The latter session, called Composers Speak Out, offered an even broader range of perspectives from composers spanning several generations. Alice Parker, who will turn 90 this year, boasted that she only writes a piece of music if she gets a commission, saying, “I never want to write something that doesn’t get performed. You don’t cook a big dinner and then find people to eat it.” She further commented that she does not think of the music of the future, only the present.
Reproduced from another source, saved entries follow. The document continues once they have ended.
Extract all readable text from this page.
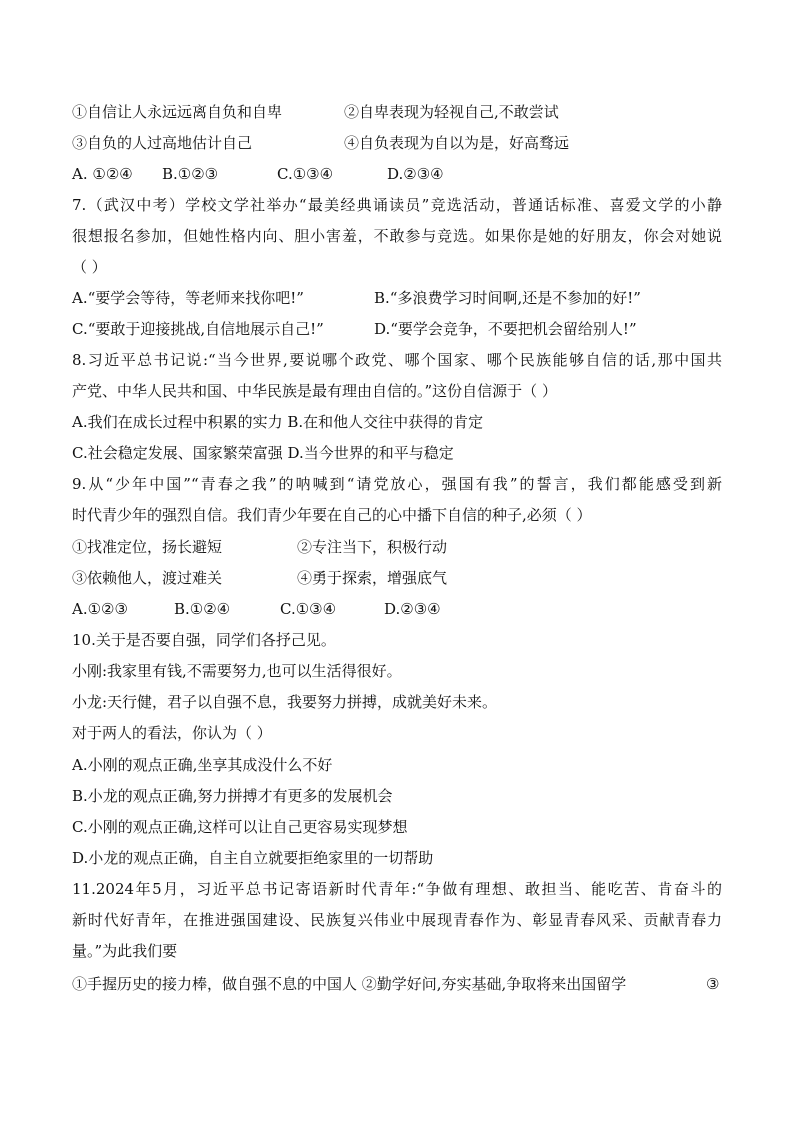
①自信让人永远远离自负和自卑	②自卑表现为轻视自己,不敢尝试
③自负的人过高地估计自己	④自负表现为自以为是，好高骛远
A. ①②④ B.①②③	C.①③④	D.②③④
7.（武汉中考）学校文学社举办“最美经典诵读员”竞选活动，普通话标准、喜爱文学的小静
很想报名参加，但她性格内向、胆小害羞，不敢参与竞选。如果你是她的好朋友，你会对她说
（ ）
A.“要学会等待，等老师来找你吧!”	B.“多浪费学习时间啊,还是不参加的好!”
C.“要敢于迎接挑战,自信地展示自己!”	D.“要学会竞争，不要把机会留给别人!”
8.习近平总书记说:“当今世界,要说哪个政党、哪个国家、哪个民族能够自信的话,那中国共
产党、中华人民共和国、中华民族是最有理由自信的。”这份自信源于（ ）
A.我们在成长过程中积累的实力 B.在和他人交往中获得的肯定
C.社会稳定发展、国家繁荣富强 D.当今世界的和平与稳定
9.从“少年中国”“青春之我”的呐喊到“请党放心，强国有我”的誓言，我们都能感受到新
时代青少年的强烈自信。我们青少年要在自己的心中播下自信的种子,必须（ ）
①找准定位，扬长避短	②专注当下，积极行动
③依赖他人，渡过难关	④勇于探索，增强底气
A.①②③	B.①②④	C.①③④	D.②③④
10.关于是否要自强，同学们各抒己见。
小刚:我家里有钱,不需要努力,也可以生活得很好。
小龙:天行健，君子以自强不息，我要努力拼搏，成就美好未来。
对于两人的看法，你认为（ ）
A.小刚的观点正确,坐享其成没什么不好
B.小龙的观点正确,努力拼搏才有更多的发展机会
C.小刚的观点正确,这样可以让自己更容易实现梦想
D.小龙的观点正确，自主自立就要拒绝家里的一切帮助
11.2024年5月，习近平总书记寄语新时代青年:“争做有理想、敢担当、能吃苦、肯奋斗的
新时代好青年，在推进强国建设、民族复兴伟业中展现青春作为、彰显青春风采、贡献青春力
量。”为此我们要
①手握历史的接力棒，做自强不息的中国人 ②勤学好问,夯实基础,争取将来出国留学	③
Japanese composer Ko Masushita, who also divides his time between composing and conducting, spoke about how precious his composing time is. Norwegian-born and now USA-based Ola Gjello (b. 1978), who was the youngest composer on the panel, talked at length about his compositional process. He works mostly in Logic, improvising ideas which he then bounces onto mp3s and listens to far away from his studio, walking around outside: “I try to put myself outside my music as much as possible.” Carol Barnett perhaps made the most polemical statement of them all:

Music is an art of nostalgia. Nobody is writing completely new music. You’re always referencing something you’ve heard before.

While that philosophical position seems diametrically opposed to the impetus for perpetual innovation and revolution that has long been de rigeur in many quarters of the new music scene, it seems to more and more central to musical aesthetics in the 21st century.